ISSN 2658-1086
Wydanie bieżące

1 marca 5 (365) / 2019

Barbara Sadkowska,

CZEGO BOI SIĘ JAPOŃCZYK? (ZACK DAVISSON: 'YUREI. NIESAMOWITE DUCHY W KULTURZE JAPOŃSKIEJ')

A A A
Zack Davisson jako cel swojej książki „Yūrei. Niesamowite duchy w kulturze japońskiej” określa pomoc zachodnim czytelnikom w zrozumieniu japońskiego fenomenu kulturowego. Autor zdaje sobie sprawę z paradoksalnej popularności filmów z udziałem yūrei, mimo nieznajomości tego zjawiska poza Krajem Kwitnącej Wiśni.

Yūrei żyją w codziennej świadomości Japończyków. Są duchami zmarłych, które w momencie śmierci zamiast oczyścić umysł, skupiały swoją uwagę na problemie dręczącym ich za życia i przez to zostały związane ze światem materialnym. Nie zostały jednak skazane na wieczną niedolę – będą uwolnione, gdy dręczące ich zagadnienie zostanie rozwiązane. Duchy mogą także związać się ze światem z powodu emocji – najczęściej miłości bądź nienawiści, które mogą być tak silne, że przywiązują ducha do konoyo (świata materialnego) i stają się bodźcem kierującym yūrei (przykładem są opowieści o matkach, które tak bardzo kochały swoje dzieci, że po śmierci nadal się nimi opiekują).

Zack Davisson w dużej mierze skupia się na opisaniu fenomenu trzech najbardziej znanych yūrei – Oiwy, Otsuyu i Okiku, którym zresztą dedykuje książkę (i błaga, by nie zrobiły mu krzywdy).

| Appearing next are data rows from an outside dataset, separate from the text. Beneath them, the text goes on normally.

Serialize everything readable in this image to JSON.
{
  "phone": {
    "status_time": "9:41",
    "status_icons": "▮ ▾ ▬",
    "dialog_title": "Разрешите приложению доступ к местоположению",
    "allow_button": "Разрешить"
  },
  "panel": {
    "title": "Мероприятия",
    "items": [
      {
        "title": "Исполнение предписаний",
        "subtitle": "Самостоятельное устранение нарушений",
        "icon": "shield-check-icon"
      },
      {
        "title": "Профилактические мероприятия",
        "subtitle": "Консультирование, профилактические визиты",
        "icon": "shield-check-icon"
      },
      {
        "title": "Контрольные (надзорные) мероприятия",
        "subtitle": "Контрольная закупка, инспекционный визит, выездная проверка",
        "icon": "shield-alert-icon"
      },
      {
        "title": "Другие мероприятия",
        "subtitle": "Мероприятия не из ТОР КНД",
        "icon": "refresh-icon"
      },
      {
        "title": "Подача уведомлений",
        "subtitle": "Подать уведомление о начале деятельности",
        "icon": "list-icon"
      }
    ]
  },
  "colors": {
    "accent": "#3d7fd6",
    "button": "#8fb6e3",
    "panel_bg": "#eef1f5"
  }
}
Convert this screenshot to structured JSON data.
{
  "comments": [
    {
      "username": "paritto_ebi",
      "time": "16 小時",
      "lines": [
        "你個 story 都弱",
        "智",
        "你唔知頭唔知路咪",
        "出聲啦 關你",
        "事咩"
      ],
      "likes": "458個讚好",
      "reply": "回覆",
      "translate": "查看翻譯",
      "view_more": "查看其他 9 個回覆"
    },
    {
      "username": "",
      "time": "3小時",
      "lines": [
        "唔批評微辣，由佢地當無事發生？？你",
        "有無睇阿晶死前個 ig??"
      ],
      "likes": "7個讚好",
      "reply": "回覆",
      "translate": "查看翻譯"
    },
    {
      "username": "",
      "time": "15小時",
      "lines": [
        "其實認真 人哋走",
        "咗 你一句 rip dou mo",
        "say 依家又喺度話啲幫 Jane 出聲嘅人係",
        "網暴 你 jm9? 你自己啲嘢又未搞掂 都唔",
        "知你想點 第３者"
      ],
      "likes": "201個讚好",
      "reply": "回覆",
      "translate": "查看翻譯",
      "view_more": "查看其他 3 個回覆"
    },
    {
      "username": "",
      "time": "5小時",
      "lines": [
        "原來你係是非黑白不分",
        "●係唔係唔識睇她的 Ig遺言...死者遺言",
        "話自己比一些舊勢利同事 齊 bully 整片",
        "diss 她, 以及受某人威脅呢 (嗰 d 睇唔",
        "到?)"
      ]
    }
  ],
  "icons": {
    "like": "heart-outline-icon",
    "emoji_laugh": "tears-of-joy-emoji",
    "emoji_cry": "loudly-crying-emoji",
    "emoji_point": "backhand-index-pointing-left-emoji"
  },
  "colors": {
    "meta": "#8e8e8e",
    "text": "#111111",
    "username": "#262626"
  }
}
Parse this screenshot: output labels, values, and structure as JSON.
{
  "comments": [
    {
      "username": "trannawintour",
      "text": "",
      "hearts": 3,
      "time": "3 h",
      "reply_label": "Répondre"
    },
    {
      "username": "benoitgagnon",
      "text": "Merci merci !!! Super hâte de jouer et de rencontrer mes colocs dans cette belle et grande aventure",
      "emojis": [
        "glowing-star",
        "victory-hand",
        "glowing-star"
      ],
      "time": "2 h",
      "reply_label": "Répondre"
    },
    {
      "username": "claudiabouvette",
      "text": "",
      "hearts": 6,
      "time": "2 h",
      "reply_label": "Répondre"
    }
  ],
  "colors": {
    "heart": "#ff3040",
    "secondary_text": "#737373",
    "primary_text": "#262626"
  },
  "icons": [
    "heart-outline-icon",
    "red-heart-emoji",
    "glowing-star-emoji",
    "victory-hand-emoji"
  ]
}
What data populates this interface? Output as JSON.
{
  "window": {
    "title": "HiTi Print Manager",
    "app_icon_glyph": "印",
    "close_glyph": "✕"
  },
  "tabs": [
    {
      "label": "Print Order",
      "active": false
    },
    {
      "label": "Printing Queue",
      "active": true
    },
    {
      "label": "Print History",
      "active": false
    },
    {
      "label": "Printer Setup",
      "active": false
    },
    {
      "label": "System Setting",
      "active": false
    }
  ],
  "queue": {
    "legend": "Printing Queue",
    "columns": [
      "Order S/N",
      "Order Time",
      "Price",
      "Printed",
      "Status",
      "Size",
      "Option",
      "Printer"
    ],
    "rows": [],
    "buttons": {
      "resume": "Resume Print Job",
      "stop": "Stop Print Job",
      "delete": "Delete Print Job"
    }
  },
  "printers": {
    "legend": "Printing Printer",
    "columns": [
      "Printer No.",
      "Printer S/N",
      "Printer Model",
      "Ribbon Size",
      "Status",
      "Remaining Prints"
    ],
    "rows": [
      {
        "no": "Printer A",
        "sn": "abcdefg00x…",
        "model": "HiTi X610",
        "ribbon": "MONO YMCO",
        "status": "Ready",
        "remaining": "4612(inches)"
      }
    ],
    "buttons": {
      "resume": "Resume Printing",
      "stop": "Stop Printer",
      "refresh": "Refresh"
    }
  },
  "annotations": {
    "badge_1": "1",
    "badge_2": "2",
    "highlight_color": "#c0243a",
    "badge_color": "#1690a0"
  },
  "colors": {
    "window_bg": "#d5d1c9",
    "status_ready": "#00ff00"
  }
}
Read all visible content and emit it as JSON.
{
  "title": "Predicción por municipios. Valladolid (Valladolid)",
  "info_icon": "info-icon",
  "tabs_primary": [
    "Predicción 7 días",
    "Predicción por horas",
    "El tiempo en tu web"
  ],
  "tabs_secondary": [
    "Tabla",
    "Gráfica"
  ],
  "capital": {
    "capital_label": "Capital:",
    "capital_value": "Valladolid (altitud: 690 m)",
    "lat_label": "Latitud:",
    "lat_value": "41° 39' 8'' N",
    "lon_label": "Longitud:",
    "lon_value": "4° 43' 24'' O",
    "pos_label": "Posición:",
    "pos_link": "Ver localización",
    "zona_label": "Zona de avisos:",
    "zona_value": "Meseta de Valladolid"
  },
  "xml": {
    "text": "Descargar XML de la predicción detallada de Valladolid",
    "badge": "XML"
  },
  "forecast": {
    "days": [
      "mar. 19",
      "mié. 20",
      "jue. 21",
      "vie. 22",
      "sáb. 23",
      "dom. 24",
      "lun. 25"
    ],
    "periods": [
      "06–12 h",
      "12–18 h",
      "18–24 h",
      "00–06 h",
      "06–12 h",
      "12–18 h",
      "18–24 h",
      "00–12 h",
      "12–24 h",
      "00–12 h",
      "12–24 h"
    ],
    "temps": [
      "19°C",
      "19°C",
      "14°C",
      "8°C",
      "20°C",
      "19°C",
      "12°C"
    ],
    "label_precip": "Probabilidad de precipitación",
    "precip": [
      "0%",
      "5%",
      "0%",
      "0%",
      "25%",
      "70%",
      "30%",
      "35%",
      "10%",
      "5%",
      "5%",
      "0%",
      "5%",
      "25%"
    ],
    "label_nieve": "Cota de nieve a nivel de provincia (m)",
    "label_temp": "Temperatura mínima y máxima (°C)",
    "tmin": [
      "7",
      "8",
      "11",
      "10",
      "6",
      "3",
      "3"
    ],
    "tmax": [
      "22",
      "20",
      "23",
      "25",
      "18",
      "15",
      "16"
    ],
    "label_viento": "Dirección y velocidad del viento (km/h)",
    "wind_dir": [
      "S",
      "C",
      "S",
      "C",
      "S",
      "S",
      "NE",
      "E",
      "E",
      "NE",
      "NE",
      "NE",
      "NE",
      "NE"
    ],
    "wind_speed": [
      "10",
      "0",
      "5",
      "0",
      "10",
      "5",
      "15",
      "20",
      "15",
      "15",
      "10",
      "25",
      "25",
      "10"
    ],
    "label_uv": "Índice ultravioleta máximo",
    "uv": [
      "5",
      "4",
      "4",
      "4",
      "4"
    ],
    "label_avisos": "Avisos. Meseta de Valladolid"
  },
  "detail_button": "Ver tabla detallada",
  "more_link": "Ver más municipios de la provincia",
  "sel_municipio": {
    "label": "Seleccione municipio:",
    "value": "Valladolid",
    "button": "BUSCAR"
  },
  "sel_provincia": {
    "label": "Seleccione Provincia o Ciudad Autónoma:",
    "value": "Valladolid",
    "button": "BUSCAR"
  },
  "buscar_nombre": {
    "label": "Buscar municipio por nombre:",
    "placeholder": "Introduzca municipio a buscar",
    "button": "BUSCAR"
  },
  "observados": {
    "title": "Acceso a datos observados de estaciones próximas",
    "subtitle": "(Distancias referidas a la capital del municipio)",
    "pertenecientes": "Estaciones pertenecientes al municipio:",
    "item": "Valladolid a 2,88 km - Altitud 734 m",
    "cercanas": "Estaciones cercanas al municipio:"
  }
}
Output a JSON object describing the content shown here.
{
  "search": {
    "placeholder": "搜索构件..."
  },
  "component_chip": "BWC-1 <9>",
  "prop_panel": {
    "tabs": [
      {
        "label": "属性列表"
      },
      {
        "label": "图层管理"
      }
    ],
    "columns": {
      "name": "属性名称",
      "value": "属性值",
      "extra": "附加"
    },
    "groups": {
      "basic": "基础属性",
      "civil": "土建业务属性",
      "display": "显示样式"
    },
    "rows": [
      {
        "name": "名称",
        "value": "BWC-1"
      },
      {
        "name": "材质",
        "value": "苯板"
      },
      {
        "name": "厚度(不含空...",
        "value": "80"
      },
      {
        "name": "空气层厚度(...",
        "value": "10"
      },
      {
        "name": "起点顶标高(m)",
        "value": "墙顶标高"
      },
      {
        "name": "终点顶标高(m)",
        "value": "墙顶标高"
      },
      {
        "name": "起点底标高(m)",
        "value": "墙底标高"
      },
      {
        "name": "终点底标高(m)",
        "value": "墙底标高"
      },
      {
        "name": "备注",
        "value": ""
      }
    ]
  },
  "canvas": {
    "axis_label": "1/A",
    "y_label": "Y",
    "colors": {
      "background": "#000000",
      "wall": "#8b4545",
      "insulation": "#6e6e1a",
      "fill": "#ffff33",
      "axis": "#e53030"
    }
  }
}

W tym miejscu skupię się na jednej z nich – Otsuyu, od której wywodzi się tradycyjny wizerunek yūrei.

Była gejszą, kochanką malarza Ōkyo Maruyamy, która z niewiadomych dzisiaj przyczyn zmarła młodo, a Maruyama głęboko przeżył jej stratę. Miał ogromny talent, prowadził własną szkołę malarstwa, tworzył obrazy na zamówienie cesarzy i shogunów, a wiele jego dzieł ozdabiało budynki świątyń. Jako twórca naturalistyczny, malował jedynie to, co sam zobaczył, nawet jeżeli łamało to jakieś tabu (był pierwszym twórcą japońskim, któremu do szkiców z natury pozowały nagie modelki). W 1750 roku namalował obraz „Duch yūrei” po tym, jak w nocy ukazała mu się zjawa ukochanej – młoda, piękna, nienaturalnie blada, ubrana w białe kimono pogrzebowe, z czarnymi, zmierzwionymi włosami. Duch Otsuyu spojrzał na leżącego malarza i zniknął. Za dnia artysta uwiecznił na zwoju jedwabiu wizerunek ukochanej tak, jak mu się ukazała w nocy. Ten portret uważany jest za pierwszy yūrei-e – portret ducha. Maruyama, jak pisze Davisson, „[d]ał Japonii rzeczywisty wizerunek tego, jak wyglądają yūrei” (s. 27). Portret stał się najsłynniejszym dziełem malarza i jego wkładem w mitologię. Na pewno dużą rolę w upowszechnienie się tego – niestrasznego przecież – wizerunku yūrei miała wpływ historia przerwanej miłości, w której ukochana powraca zza grobu.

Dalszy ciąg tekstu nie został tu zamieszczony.